Lo de la Faffe –ese prodigioso refugio de “enchufados”– puede que acabe eclipsando otros soles corruptos. Nuevos ejemplos: un ex-alcalde iletrado que, durante años, iba a la oficina exclusivamente a “leer el periódico y a dormir”; otro, también del “régimen”, que aunque ese departamento no existía, se hacía llamar “director de Asuntos exteriores” de la acogedora fundación, pero sólo aparecía por ella una vez al mes; y un tercero en concordia cuyos pagos con “tarjeta black” en sus “alternes” sicalípticos (¡14.000 euros del ala!), doña Susana disculpa con el argumento de que luego ha pasado mucho tiempo, mientras la consejería de Empleo permanece hermética y la autoridad trilera oculta las pruebas del mangazo. No parece que exista la menor voluntad de luchar contra el agio. Menos mal que Ciudadanos garantiza la “tolerancia cero” con las corrupciones, que si no…

Situación límite

Perdone la insistencia el paciente lector, pero es que la situación del narco en la costa gaditana sobrepasa ya el límite de lo tolerable.
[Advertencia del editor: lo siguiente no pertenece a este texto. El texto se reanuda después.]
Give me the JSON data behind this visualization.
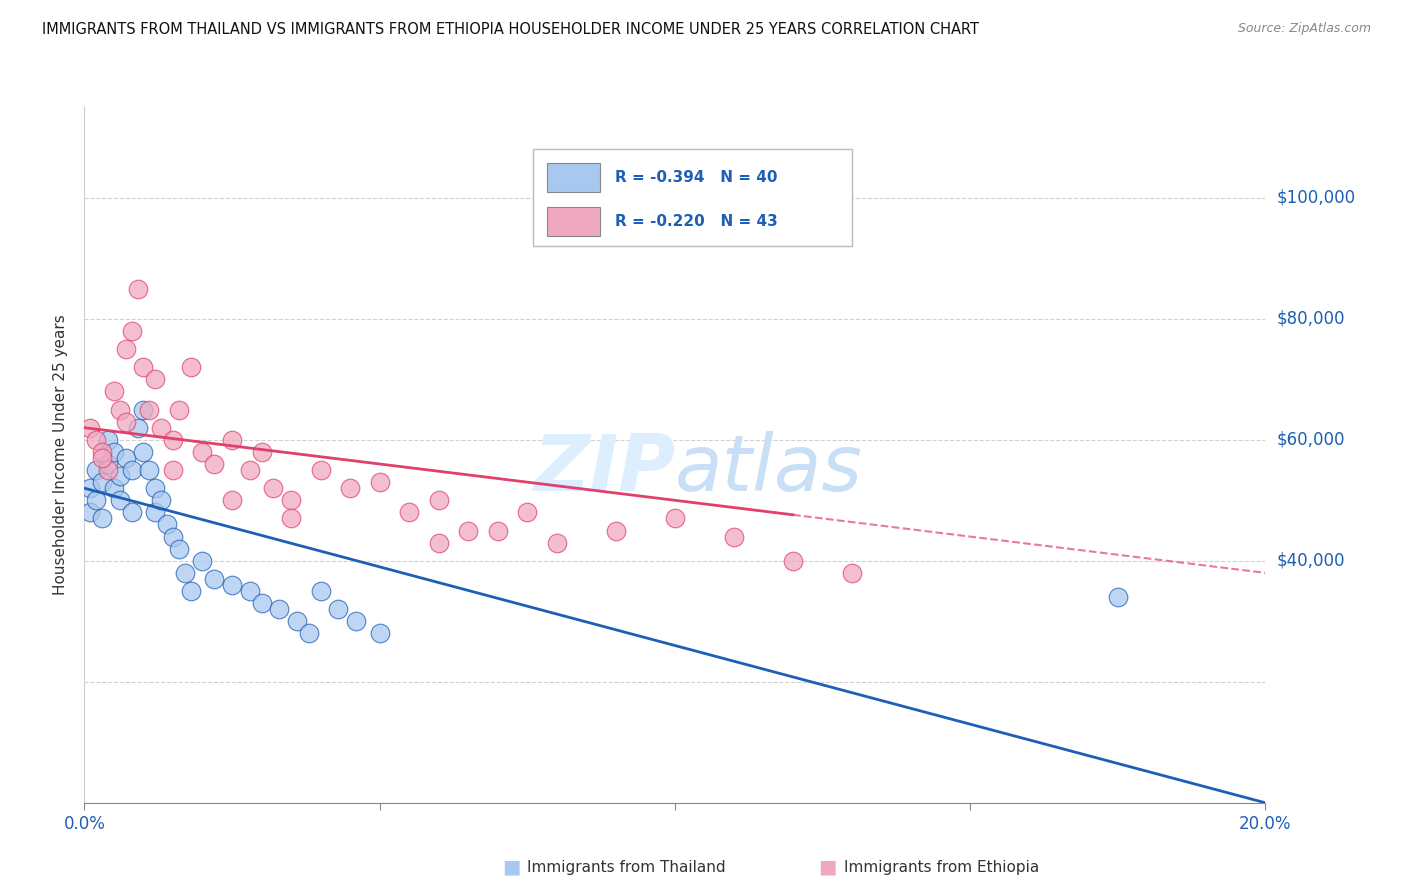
{
  "title": "IMMIGRANTS FROM THAILAND VS IMMIGRANTS FROM ETHIOPIA HOUSEHOLDER INCOME UNDER 25 YEARS CORRELATION CHART",
  "source": "Source: ZipAtlas.com",
  "ylabel": "Householder Income Under 25 years",
  "xlim": [
    0.0,
    0.2
  ],
  "ylim": [
    0,
    115000
  ],
  "ytick_values": [
    20000,
    40000,
    60000,
    80000,
    100000
  ],
  "xtick_values": [
    0.0,
    0.05,
    0.1,
    0.15,
    0.2
  ],
  "xtick_labels": [
    "0.0%",
    "",
    "",
    "",
    "20.0%"
  ],
  "right_ytick_labels": [
    "$40,000",
    "$60,000",
    "$80,000",
    "$100,000"
  ],
  "right_ytick_values": [
    40000,
    60000,
    80000,
    100000
  ],
  "color_thailand": "#a8c8f0",
  "color_ethiopia": "#f0a8c0",
  "line_color_thailand": "#1e5fb5",
  "line_color_ethiopia": "#e0406a",
  "watermark_color": "#ddeeff",
  "background_color": "#ffffff",
  "grid_color": "#cccccc",
  "thailand_x": [
    0.001,
    0.001,
    0.002,
    0.002,
    0.003,
    0.003,
    0.004,
    0.004,
    0.005,
    0.005,
    0.006,
    0.006,
    0.007,
    0.008,
    0.008,
    0.009,
    0.01,
    0.01,
    0.011,
    0.012,
    0.012,
    0.013,
    0.014,
    0.015,
    0.016,
    0.017,
    0.018,
    0.02,
    0.022,
    0.025,
    0.028,
    0.03,
    0.033,
    0.036,
    0.038,
    0.04,
    0.043,
    0.046,
    0.05,
    0.175
  ],
  "thailand_y": [
    52000,
    48000,
    55000,
    50000,
    53000,
    47000,
    60000,
    56000,
    58000,
    52000,
    54000,
    50000,
    57000,
    55000,
    48000,
    62000,
    65000,
    58000,
    55000,
    52000,
    48000,
    50000,
    46000,
    44000,
    42000,
    38000,
    35000,
    40000,
    37000,
    36000,
    35000,
    33000,
    32000,
    30000,
    28000,
    35000,
    32000,
    30000,
    28000,
    34000
  ],
  "ethiopia_x": [
    0.001,
    0.002,
    0.003,
    0.004,
    0.005,
    0.006,
    0.007,
    0.008,
    0.009,
    0.01,
    0.011,
    0.012,
    0.013,
    0.015,
    0.016,
    0.018,
    0.02,
    0.022,
    0.025,
    0.028,
    0.03,
    0.032,
    0.035,
    0.04,
    0.045,
    0.05,
    0.055,
    0.06,
    0.065,
    0.07,
    0.075,
    0.08,
    0.09,
    0.1,
    0.11,
    0.12,
    0.003,
    0.007,
    0.015,
    0.025,
    0.035,
    0.06,
    0.13
  ],
  "ethiopia_y": [
    62000,
    60000,
    58000,
    55000,
    68000,
    65000,
    75000,
    78000,
    85000,
    72000,
    65000,
    70000,
    62000,
    60000,
    65000,
    72000,
    58000,
    56000,
    60000,
    55000,
    58000,
    52000,
    50000,
    55000,
    52000,
    53000,
    48000,
    50000,
    45000,
    45000,
    48000,
    43000,
    45000,
    47000,
    44000,
    40000,
    57000,
    63000,
    55000,
    50000,
    47000,
    43000,
    38000
  ]
}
En la tertulia de Carlos Herrera, el responsable de la Asociación Unificada de Guardias Civiles, nos traza, con serena energía, el cuadro solanesco que allí se vive. Habla sin circunloquios y por derecho de la presencia progresiva de las mafias, del establecimiento de “cárteles” en la comarca o de la acción de sicarios pagados con el dinero del crimen, frente a unas fuerzas del orden débiles, desprotegidas y escasas. Y reclama al Gobierno, con toda la razón del mundo, la declaración de Zona de Especial Conflictividad, es decir, le dice sin tapujos que deje de mirar para otro lado. Todo es urgente ahora en Cádiz. Esperar a que se pudran los problemas constituiría una auténtica dejación de funciones.